This work is aimed to explore the reaction mechanism induced via loosely bound projectile (⁹Be). Various peculiar properties of such projectiles for example low binding energy per nucleon leading to low breakup threshold, larger rms radii, higher transfer probability, captivate the attention of scientists working in related field. Thus, an effort is made to analyze the complete fusion (CF) and incomplete fusion (ICF) contributions in ⁹Be + ⁸⁹Y reaction over energy range (E${}_{c.m.}$ = 17.7-29.8 MeV). The projectile used in the present reaction ⁹Be may dissociate via ⁵He, ⁴He and ¹n, which subsequently lead to ICF contribution via three different channels. Thus, the cross-sections corresponding to these ICF channels (⁵He + ⁸⁹Y→⁹⁴Nb^⁎, ⁴He + ⁸⁹Y→⁹³Nb^⁎ and ¹n+⁸⁹Y→⁹⁰Y^⁎) are duly examined. The calculations are done for quadrupole (${\beta }_2$-deformed) choice of fragments using optimum orientations approach of dynamical cluster decay model (DCM). The calculated cross-sections for both CF and ICF channels find nice agreement with the available experimental data. Besides this, the CF contributions are estimated for different isotopes of Tc (with A${}_{CN}$ = 96-104) and some predictions are made for future validation.

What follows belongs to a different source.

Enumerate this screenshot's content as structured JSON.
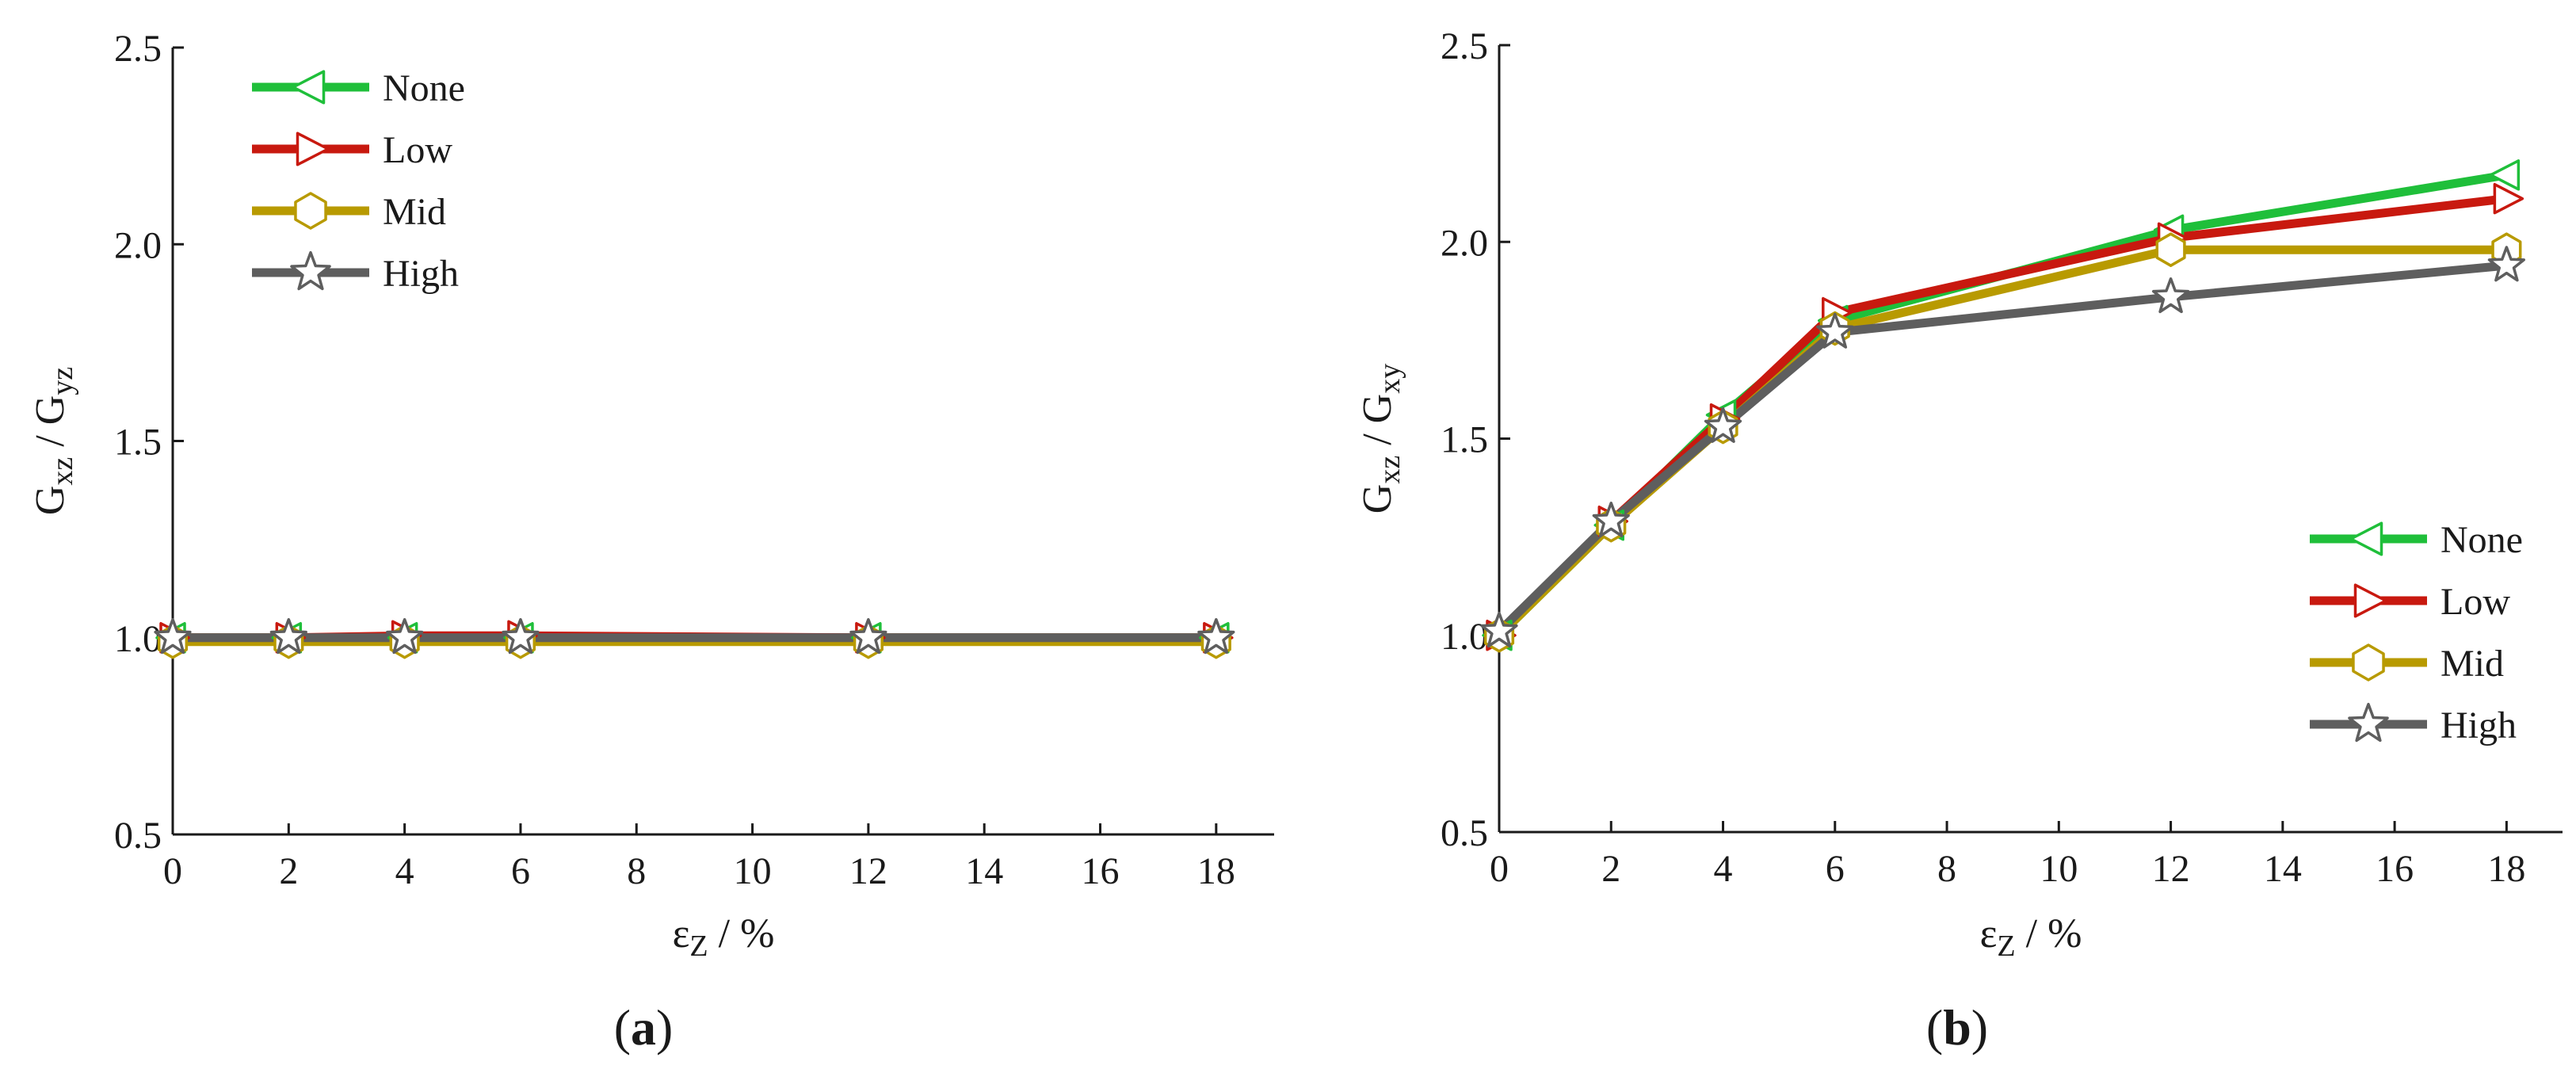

这项工作旨在探讨由松散结合的弹丸（⁹ Be）引起的反应机理。这种射弹的各种特殊特性，例如每个核子的结合能低，分解阈值低，均方根半径更大，转移概率更高，引起了相关领域科学家的关注。因此，努力分析在能量范围内⁹ Be + ⁸⁹ Y反应中的完全融合（CF）和不完全融合（ICF）贡献（E${}_{C。米。}$= 17.7-29.8 MeV）。在本反应中使用的抛射物⁹ 5月通过解离⁵赫，⁴ He和^1个N，随后通过三个不同的信道导致ICF贡献。因此，对应于这些ICF通道（横截面⁵赫+ ⁸⁹ ÿ→ ⁹⁴的Nb ^⁎，⁴赫+ ⁸⁹ ÿ→ ⁹³的Nb ^⁎和¹的n + ⁸⁹ ÿ→ ⁹⁰ ÿ ^⁎）后即被检查。计算是针对四极杆（${\beta }_{\mathrm{2个}}$变形）使用动态聚类衰减模型（DCM）的最佳方向方法选择碎片。CF和ICF通道的计算横截面与可用的实验数据非常吻合。除此之外，还估算了Tc的不同同位素的CF贡献（A为${}_{Cñ}$ = 96-104），并为将来的验证做出了一些预测。